The trip is coming up quickly and because I promised not to say this at home, I’ll say it here…this time next week I’ll be in Portugal (insert skip here).
Which means that all that summer sewing I didn’t get done six months ago suddenly needed to get done now. I took full advantage of the Queen’s Birthday long weekend: had Friday off to spend ‘quality time’ with the kids prior to the trip (and slip in some sewing…), invited other people’s children over for three days’ in a row so they could entertain my kids, and then hid in the study.
What did puzzle me was how I could suddenly find the time and incentive to do this sewing when I needed the clothes six months ago and should have done it then.

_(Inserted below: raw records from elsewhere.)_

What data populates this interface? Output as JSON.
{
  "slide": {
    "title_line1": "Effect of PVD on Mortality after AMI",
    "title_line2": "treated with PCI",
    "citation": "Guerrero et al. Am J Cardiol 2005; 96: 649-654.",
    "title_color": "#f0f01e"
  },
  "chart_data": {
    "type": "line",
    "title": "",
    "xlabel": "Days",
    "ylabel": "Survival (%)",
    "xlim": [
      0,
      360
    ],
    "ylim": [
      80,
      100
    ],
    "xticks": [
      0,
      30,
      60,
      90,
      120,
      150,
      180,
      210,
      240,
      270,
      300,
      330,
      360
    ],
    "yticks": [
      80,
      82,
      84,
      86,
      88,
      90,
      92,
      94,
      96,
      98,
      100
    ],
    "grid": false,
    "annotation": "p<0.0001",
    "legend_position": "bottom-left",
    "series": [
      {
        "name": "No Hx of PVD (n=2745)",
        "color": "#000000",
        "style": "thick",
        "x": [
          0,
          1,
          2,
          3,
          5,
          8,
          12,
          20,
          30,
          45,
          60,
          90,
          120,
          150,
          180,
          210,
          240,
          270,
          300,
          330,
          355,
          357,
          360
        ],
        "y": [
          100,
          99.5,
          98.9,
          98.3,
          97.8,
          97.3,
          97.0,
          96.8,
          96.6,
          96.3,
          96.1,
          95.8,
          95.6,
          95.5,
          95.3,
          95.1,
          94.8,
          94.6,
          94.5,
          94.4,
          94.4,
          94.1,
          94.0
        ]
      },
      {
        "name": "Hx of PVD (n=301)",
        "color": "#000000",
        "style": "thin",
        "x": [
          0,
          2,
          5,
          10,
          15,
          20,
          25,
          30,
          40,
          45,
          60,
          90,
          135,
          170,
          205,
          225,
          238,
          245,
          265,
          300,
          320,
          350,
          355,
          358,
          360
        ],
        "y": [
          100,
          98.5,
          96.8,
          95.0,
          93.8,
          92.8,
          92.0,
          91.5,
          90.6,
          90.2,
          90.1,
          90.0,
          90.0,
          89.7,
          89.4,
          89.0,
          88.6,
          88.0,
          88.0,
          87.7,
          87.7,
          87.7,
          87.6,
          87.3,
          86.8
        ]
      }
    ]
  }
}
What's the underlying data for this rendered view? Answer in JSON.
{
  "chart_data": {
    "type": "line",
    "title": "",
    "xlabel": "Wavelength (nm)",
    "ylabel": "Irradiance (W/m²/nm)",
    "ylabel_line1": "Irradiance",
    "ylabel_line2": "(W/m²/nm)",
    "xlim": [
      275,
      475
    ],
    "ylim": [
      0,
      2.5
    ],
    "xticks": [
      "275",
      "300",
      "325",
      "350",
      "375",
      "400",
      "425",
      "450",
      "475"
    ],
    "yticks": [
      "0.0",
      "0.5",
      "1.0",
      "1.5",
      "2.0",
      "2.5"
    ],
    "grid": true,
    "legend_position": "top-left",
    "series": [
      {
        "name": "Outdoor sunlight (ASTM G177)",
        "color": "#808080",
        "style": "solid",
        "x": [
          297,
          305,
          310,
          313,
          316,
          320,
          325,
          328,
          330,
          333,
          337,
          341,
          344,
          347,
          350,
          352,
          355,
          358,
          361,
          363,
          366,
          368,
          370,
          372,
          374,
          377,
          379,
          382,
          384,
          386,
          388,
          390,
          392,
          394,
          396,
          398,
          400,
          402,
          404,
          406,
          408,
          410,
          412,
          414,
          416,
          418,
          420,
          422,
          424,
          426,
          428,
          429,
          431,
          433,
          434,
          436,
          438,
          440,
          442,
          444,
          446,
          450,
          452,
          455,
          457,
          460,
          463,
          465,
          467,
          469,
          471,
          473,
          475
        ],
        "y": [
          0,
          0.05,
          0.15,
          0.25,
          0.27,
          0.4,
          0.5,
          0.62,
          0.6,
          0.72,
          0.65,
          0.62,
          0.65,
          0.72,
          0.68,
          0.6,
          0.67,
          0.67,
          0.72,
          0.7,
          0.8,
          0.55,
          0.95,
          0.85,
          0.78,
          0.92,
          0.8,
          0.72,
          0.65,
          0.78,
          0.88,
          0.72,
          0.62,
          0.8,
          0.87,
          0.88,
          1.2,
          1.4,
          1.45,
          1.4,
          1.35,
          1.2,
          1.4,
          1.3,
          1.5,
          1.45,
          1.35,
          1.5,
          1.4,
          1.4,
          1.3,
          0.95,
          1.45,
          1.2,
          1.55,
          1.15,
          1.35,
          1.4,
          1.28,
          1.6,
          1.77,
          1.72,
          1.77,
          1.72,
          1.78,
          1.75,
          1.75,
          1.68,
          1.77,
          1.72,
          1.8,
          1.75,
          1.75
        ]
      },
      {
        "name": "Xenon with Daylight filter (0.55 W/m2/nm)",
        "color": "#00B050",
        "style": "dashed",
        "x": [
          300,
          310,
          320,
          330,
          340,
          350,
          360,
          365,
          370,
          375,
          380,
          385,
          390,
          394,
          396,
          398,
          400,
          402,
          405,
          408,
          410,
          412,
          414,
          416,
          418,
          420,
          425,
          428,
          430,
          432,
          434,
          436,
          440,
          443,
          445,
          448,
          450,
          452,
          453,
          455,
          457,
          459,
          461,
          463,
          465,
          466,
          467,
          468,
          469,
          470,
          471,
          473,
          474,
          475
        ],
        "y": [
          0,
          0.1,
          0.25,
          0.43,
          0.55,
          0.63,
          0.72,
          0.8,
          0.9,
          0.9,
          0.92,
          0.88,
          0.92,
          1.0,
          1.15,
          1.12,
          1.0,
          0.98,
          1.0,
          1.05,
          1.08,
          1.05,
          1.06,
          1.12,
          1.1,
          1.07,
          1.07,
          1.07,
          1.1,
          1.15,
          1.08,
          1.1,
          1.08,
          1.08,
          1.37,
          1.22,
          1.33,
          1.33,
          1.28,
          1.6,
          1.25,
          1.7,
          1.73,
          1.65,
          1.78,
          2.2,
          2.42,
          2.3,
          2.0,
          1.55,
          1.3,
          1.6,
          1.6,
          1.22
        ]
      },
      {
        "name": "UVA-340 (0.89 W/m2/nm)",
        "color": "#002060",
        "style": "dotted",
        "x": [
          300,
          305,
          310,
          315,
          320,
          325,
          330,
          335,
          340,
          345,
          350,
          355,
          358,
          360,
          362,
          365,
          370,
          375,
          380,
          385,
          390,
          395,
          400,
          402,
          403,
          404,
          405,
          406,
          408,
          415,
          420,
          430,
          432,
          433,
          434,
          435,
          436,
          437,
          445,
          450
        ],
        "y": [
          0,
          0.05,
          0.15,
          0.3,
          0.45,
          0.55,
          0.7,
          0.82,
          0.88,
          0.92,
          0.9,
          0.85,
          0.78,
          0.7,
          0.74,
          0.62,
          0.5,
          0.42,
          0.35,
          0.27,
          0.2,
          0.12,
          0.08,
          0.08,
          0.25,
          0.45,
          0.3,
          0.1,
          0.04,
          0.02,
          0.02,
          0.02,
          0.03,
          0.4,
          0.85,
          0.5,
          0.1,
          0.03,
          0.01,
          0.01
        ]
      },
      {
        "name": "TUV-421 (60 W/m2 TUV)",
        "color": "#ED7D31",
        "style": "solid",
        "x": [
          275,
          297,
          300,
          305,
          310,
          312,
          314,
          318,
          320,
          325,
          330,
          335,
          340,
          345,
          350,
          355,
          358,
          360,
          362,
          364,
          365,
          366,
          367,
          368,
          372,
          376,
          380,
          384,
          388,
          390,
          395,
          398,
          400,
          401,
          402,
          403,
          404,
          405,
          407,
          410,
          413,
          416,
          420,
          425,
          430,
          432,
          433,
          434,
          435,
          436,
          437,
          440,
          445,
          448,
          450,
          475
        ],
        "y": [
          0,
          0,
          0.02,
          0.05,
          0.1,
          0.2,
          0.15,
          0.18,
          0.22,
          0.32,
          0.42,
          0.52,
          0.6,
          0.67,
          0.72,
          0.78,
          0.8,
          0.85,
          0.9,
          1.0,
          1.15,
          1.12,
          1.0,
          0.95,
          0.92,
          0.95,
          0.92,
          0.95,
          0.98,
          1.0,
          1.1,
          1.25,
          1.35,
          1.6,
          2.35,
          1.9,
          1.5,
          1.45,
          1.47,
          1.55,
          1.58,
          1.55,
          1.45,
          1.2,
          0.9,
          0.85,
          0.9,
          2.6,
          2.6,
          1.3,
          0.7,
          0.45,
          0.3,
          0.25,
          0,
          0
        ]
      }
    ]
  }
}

I figured out that sewing new clothes for an overseas trip was like building myself an exoskeleton.
At home, I don’t need to translate myself to family and friends all the time. If I do, language, shyness and hamburgers aren’t huge barriers. I know who I am, I’m in context, and for the most part, I am understood by others. If I’m not, I’ve learned to navigate my way through an explanation or how to avoid it. Put me in a strange country on my own and I have just lost every external prop I have ever relied on.

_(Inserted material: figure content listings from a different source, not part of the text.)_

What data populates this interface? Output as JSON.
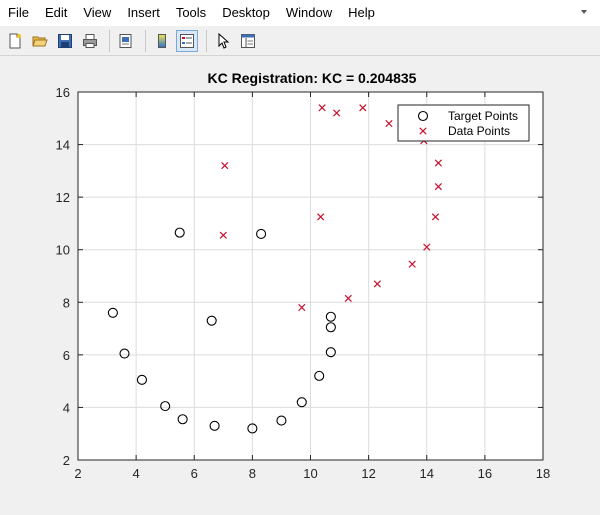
{
  "menu": {
    "items": [
      "File",
      "Edit",
      "View",
      "Insert",
      "Tools",
      "Desktop",
      "Window",
      "Help"
    ]
  },
  "toolbar": {
    "icons": [
      "new-figure-icon",
      "open-file-icon",
      "save-icon",
      "print-icon",
      "print-preview-icon",
      "colorbar-icon",
      "legend-icon",
      "pointer-icon",
      "property-editor-icon"
    ]
  },
  "chart_data": {
    "type": "scatter",
    "title": "KC Registration: KC = 0.204835",
    "xlabel": "",
    "ylabel": "",
    "xlim": [
      2,
      18
    ],
    "ylim": [
      2,
      16
    ],
    "xticks": [
      2,
      4,
      6,
      8,
      10,
      12,
      14,
      16,
      18
    ],
    "yticks": [
      2,
      4,
      6,
      8,
      10,
      12,
      14,
      16
    ],
    "grid": true,
    "legend_position": "top-right",
    "series": [
      {
        "name": "Target Points",
        "marker": "circle",
        "color": "#000000",
        "points": [
          [
            3.2,
            7.6
          ],
          [
            3.6,
            6.05
          ],
          [
            4.2,
            5.05
          ],
          [
            5.0,
            4.05
          ],
          [
            5.6,
            3.55
          ],
          [
            6.7,
            3.3
          ],
          [
            8.0,
            3.2
          ],
          [
            9.0,
            3.5
          ],
          [
            9.7,
            4.2
          ],
          [
            10.3,
            5.2
          ],
          [
            10.7,
            6.1
          ],
          [
            10.7,
            7.05
          ],
          [
            10.7,
            7.45
          ],
          [
            6.6,
            7.3
          ],
          [
            5.5,
            10.65
          ],
          [
            8.3,
            10.6
          ]
        ]
      },
      {
        "name": "Data Points",
        "marker": "x",
        "color": "#c8102e",
        "points": [
          [
            7.05,
            13.2
          ],
          [
            7.0,
            10.55
          ],
          [
            9.7,
            7.8
          ],
          [
            10.35,
            11.25
          ],
          [
            10.4,
            15.4
          ],
          [
            10.9,
            15.2
          ],
          [
            11.3,
            8.15
          ],
          [
            11.8,
            15.4
          ],
          [
            12.3,
            8.7
          ],
          [
            12.7,
            14.8
          ],
          [
            13.5,
            9.45
          ],
          [
            13.9,
            14.15
          ],
          [
            14.0,
            10.1
          ],
          [
            14.3,
            11.25
          ],
          [
            14.4,
            12.4
          ],
          [
            14.4,
            13.3
          ]
        ]
      }
    ]
  }
}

This doesn’t necessarily scare me at all. The feeling of being a stranger in a strange land is quite freeing and since I am seen by others as a tourist or visitor, I am expected to observe, to stand on the sidelines, to wait until I am sure what’s expected of me. And all of that comes naturally to me since it’s the essence of Asperger’s. But I need someway of externally representing who I am since I can’t explain it (language) or it’s incredibly difficult (shyness/hamburgers). And I need to remind myself of who I am since I unconsciously rely on others to reflect me back at myself. Hence the work on the exoskeleton.
I’ll do a slow reveal over the next few days but I’ll give you a sneak peek of some of the fabrics used – a little bit of printed 1950s decorator weight cloth to get the creative juices flowing.
Kate said,
June 16, 2010 at 1:25 pm
I found, when I was travelling, that I enjoyed the freedom of being able to be whichever me I felt like. Those people didn’t know me, didn’t have years worth of memories of me that forced me into a particular shape. I found that I could be MORE myself and less the me that other people expected to see. I had more of an idea, when I came back, of who I was.
I think I could probably do with a better exoskeleton, too. I might have to work on that.